Cem Yılmaz’ın programda öne çıkan ifadeleri şöyle:
“Bizim memlekette okul hayatından hatırladığım bir tabir vardır ‘normal şartlar altında’ diye. Benim için ‘normal şartlar altında’ durumu gençliğimden beri hiçbir zaman olmadı. Ben bunu memleket iklimiyle ilgili, insanların birbirileriyle ilişkileri bugünden daha iyi bile olsa bunda sorun gören toplumun içinde olmakla beraber dışından bakan bir kimse olduğumdan hiçbir zaman bununla barışık olmadım. 80’li yılların ortasında artık biz ergenlik yaşayan insanlardık o zaman da memnun değildik. Neşe üreten bir kimse olarak, toplumda neşenin önünü kesecek davranış, kişi, kurum ve davranışlar benim şahsen karşısında olduğu bir durum. Bu da bizi otomatik olarak bir yere yerleştiriyor.”
“Fazla bireyci bir insan olduğum için işim çok zor”

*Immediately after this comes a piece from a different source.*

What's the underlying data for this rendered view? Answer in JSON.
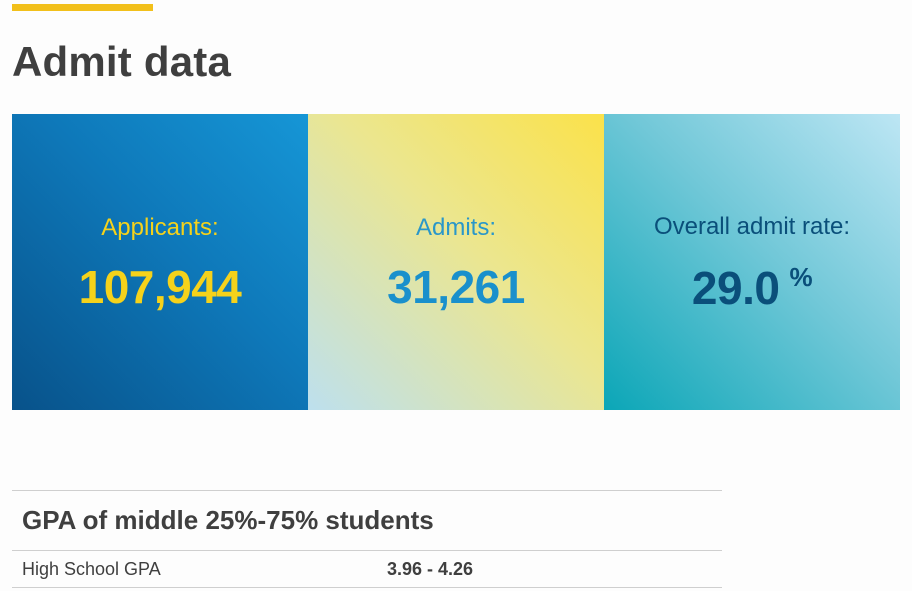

“Ben birazcık daha sokağa inanan bir kimse olduğum için profesyonel bir komedyen gibi bunu göğüslemek istemiyorum. Benim sahnede yaptığım işin kendine ait kuralı var. Ama günlük, sizin kanalınızı izlerken, ‘Aaa, Fatih Abi şundan bahsetti, Emre de ona bunu sordu. Vay şimdi haberim oldu memlekette olanlardan. Şimdi sıra bununla bir mizah üretmekte’ gibi bir mesai harcamayı değerli görmüyorum. Ben ‘normal şartlar altında’yı yakalamaya çalışıyorum. Çünkü benim ‘normal şartlar altında’ olmamayı sağlayacak kudretim yok. Belki de fazla bireyci bir insan olduğum için işim çok zor. Bireyciler toplumsal olaylarda çok sıkıntı çekerler.”

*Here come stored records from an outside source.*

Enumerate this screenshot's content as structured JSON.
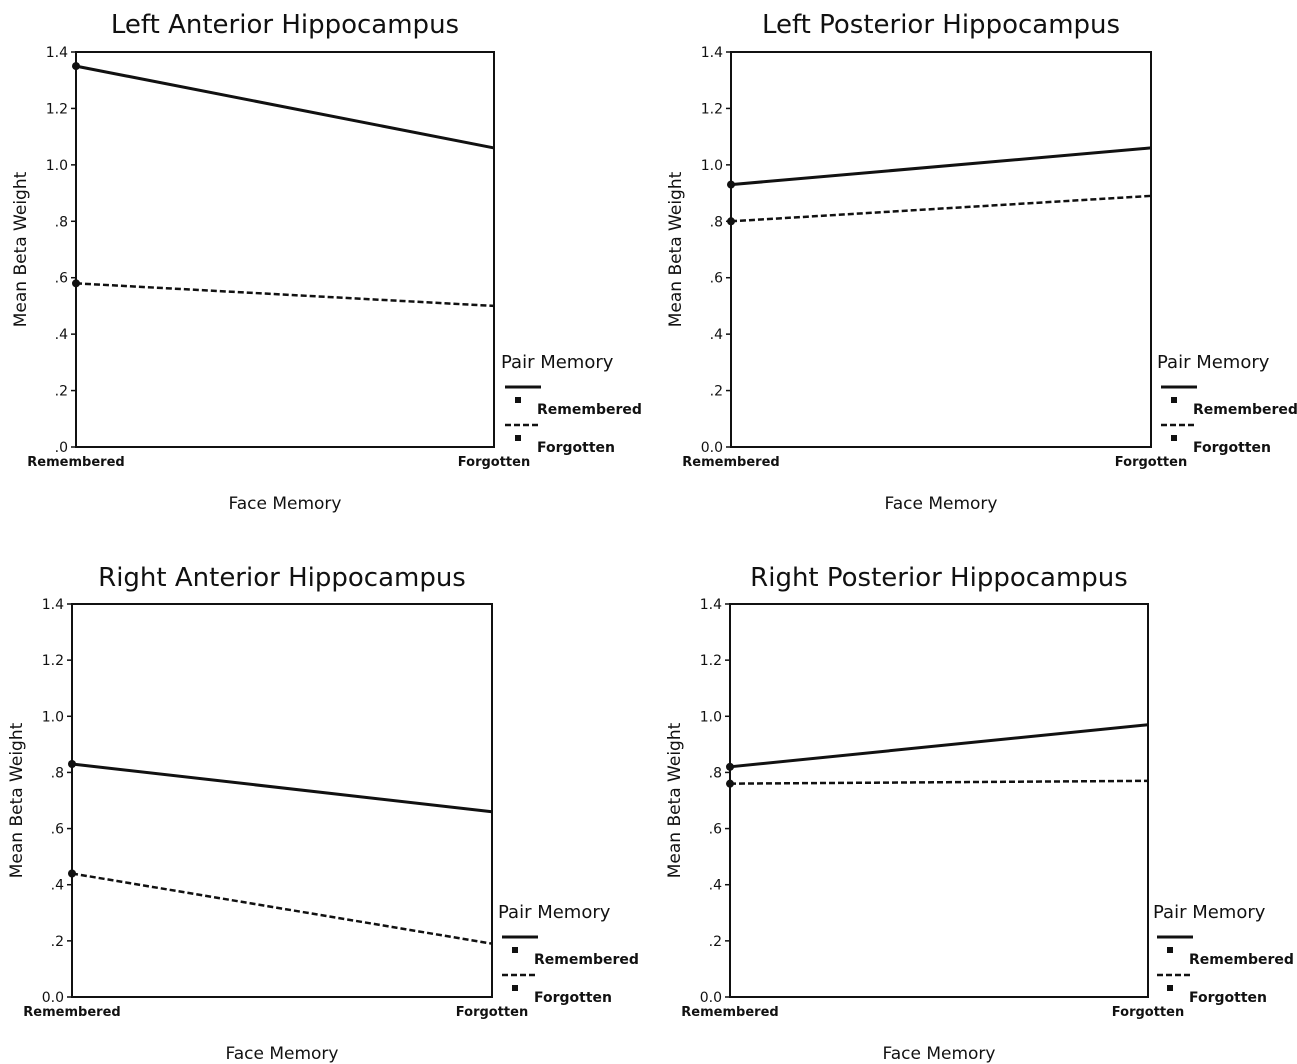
{
  "chart_data": [
    {
      "type": "line",
      "title": "Left Anterior Hippocampus",
      "xlabel": "Face Memory",
      "ylabel": "Mean Beta Weight",
      "categories": [
        "Remembered",
        "Forgotten"
      ],
      "ylim": [
        0,
        1.4
      ],
      "yticks": [
        ".0",
        ".2",
        ".4",
        ".6",
        ".8",
        "1.0",
        "1.2",
        "1.4"
      ],
      "series": [
        {
          "name": "Remembered",
          "values": [
            1.35,
            1.06
          ]
        },
        {
          "name": "Forgotten",
          "values": [
            0.58,
            0.5
          ]
        }
      ],
      "legend": {
        "title": "Pair Memory",
        "position": "right"
      }
    },
    {
      "type": "line",
      "title": "Left Posterior Hippocampus",
      "xlabel": "Face Memory",
      "ylabel": "Mean Beta Weight",
      "categories": [
        "Remembered",
        "Forgotten"
      ],
      "ylim": [
        0,
        1.4
      ],
      "yticks": [
        "0.0",
        ".2",
        ".4",
        ".6",
        ".8",
        "1.0",
        "1.2",
        "1.4"
      ],
      "series": [
        {
          "name": "Remembered",
          "values": [
            0.93,
            1.06
          ]
        },
        {
          "name": "Forgotten",
          "values": [
            0.8,
            0.89
          ]
        }
      ],
      "legend": {
        "title": "Pair Memory",
        "position": "right"
      }
    },
    {
      "type": "line",
      "title": "Right Anterior Hippocampus",
      "xlabel": "Face Memory",
      "ylabel": "Mean Beta Weight",
      "categories": [
        "Remembered",
        "Forgotten"
      ],
      "ylim": [
        0,
        1.4
      ],
      "yticks": [
        "0.0",
        ".2",
        ".4",
        ".6",
        ".8",
        "1.0",
        "1.2",
        "1.4"
      ],
      "series": [
        {
          "name": "Remembered",
          "values": [
            0.83,
            0.66
          ]
        },
        {
          "name": "Forgotten",
          "values": [
            0.44,
            0.19
          ]
        }
      ],
      "legend": {
        "title": "Pair Memory",
        "position": "right"
      }
    },
    {
      "type": "line",
      "title": "Right Posterior Hippocampus",
      "xlabel": "Face Memory",
      "ylabel": "Mean Beta Weight",
      "categories": [
        "Remembered",
        "Forgotten"
      ],
      "ylim": [
        0,
        1.4
      ],
      "yticks": [
        "0.0",
        ".2",
        ".4",
        ".6",
        ".8",
        "1.0",
        "1.2",
        "1.4"
      ],
      "series": [
        {
          "name": "Remembered",
          "values": [
            0.82,
            0.97
          ]
        },
        {
          "name": "Forgotten",
          "values": [
            0.76,
            0.77
          ]
        }
      ],
      "legend": {
        "title": "Pair Memory",
        "position": "right"
      }
    }
  ]
}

“Gerçek bir insan gibi üzülmek…”
“Bir duruşun kalitesini belirleyen şey, üzerine birazcık daha fazla düşünmek ve zamanı geldiğinde söylemekten geçiyor. Bizim işin en hatırı sayılır etkisi buralarda oluyor. Yoksa günlük bülten çıkaran birine dönüşüyorsunuz. O da kendinizi fazla önemsemek gibi bir hareket başlatmış oluyor. Bir konuda mağdur olan bir kişi kadar üzülmeyi, ondan mesleğime yarayacak şaka üretmekten daha kıymetli görüyorum. Gerçek bir insan gibi üzülmek, gerçek birisi gibi sıkılmak gibi…”

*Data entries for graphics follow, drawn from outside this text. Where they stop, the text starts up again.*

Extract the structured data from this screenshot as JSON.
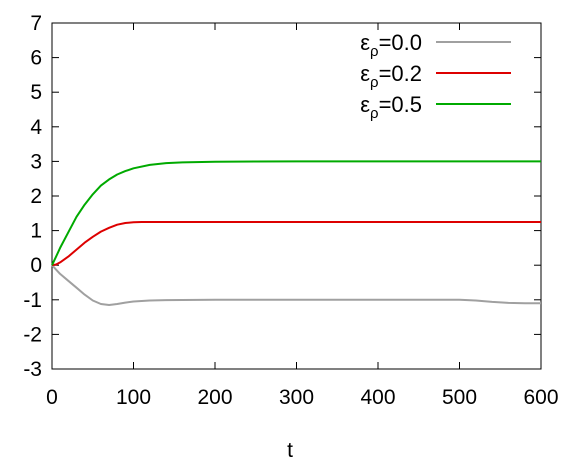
{
  "chart_data": {
    "type": "line",
    "title": "",
    "xlabel": "t",
    "ylabel": "",
    "xlim": [
      0,
      600
    ],
    "ylim": [
      -3,
      7
    ],
    "xticks": [
      0,
      100,
      200,
      300,
      400,
      500,
      600
    ],
    "yticks": [
      -3,
      -2,
      -1,
      0,
      1,
      2,
      3,
      4,
      5,
      6,
      7
    ],
    "xtick_labels": [
      "0",
      "100",
      "200",
      "300",
      "400",
      "500",
      "600"
    ],
    "ytick_labels": [
      "-3",
      "-2",
      "-1",
      "0",
      "1",
      "2",
      "3",
      "4",
      "5",
      "6",
      "7"
    ],
    "grid": false,
    "legend_position": "top-right",
    "series": [
      {
        "name_main": "ε",
        "name_sub": "ρ",
        "name_tail": "=0.0",
        "color": "#a0a0a0",
        "x": [
          0,
          10,
          20,
          30,
          40,
          50,
          60,
          70,
          80,
          90,
          100,
          120,
          140,
          200,
          300,
          400,
          500,
          520,
          540,
          560,
          580,
          600
        ],
        "y": [
          0,
          -0.25,
          -0.45,
          -0.65,
          -0.85,
          -1.02,
          -1.12,
          -1.15,
          -1.12,
          -1.08,
          -1.05,
          -1.02,
          -1.01,
          -1.0,
          -1.0,
          -1.0,
          -1.0,
          -1.02,
          -1.06,
          -1.09,
          -1.1,
          -1.1
        ]
      },
      {
        "name_main": "ε",
        "name_sub": "ρ",
        "name_tail": "=0.2",
        "color": "#dd0000",
        "x": [
          0,
          5,
          10,
          20,
          30,
          40,
          50,
          60,
          70,
          80,
          90,
          100,
          110,
          120,
          140,
          200,
          300,
          400,
          500,
          600
        ],
        "y": [
          0,
          0.02,
          0.08,
          0.25,
          0.45,
          0.65,
          0.82,
          0.97,
          1.08,
          1.17,
          1.22,
          1.24,
          1.25,
          1.25,
          1.25,
          1.25,
          1.25,
          1.25,
          1.25,
          1.25
        ]
      },
      {
        "name_main": "ε",
        "name_sub": "ρ",
        "name_tail": "=0.5",
        "color": "#00aa00",
        "x": [
          0,
          5,
          10,
          20,
          30,
          40,
          50,
          60,
          70,
          80,
          90,
          100,
          120,
          140,
          160,
          200,
          300,
          400,
          500,
          600
        ],
        "y": [
          0,
          0.25,
          0.5,
          0.95,
          1.4,
          1.75,
          2.05,
          2.3,
          2.48,
          2.62,
          2.72,
          2.8,
          2.9,
          2.95,
          2.97,
          2.99,
          3.0,
          3.0,
          3.0,
          3.0
        ]
      }
    ]
  }
}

“İddianameye girmesin ama ben de şikâyetçiyim”
“Fatih Abi’den ben de şikâyetçiyim; bu iddianameye girsin istemiyorum ama bana da kötülüğü dokundu… Çünkü bütün soruları bana soruyordu. Soruları bana soruyor, Nilperi de orada duruyor falan… Kız da diyor ki “Sana sordu… Ben cevaplıyorum, altta yorumlar: ‘Cem yine kimseyi konuşturtmadı.’ Fatih Altaylı bu konuda beni gerçekten zor durumda bıraktı.”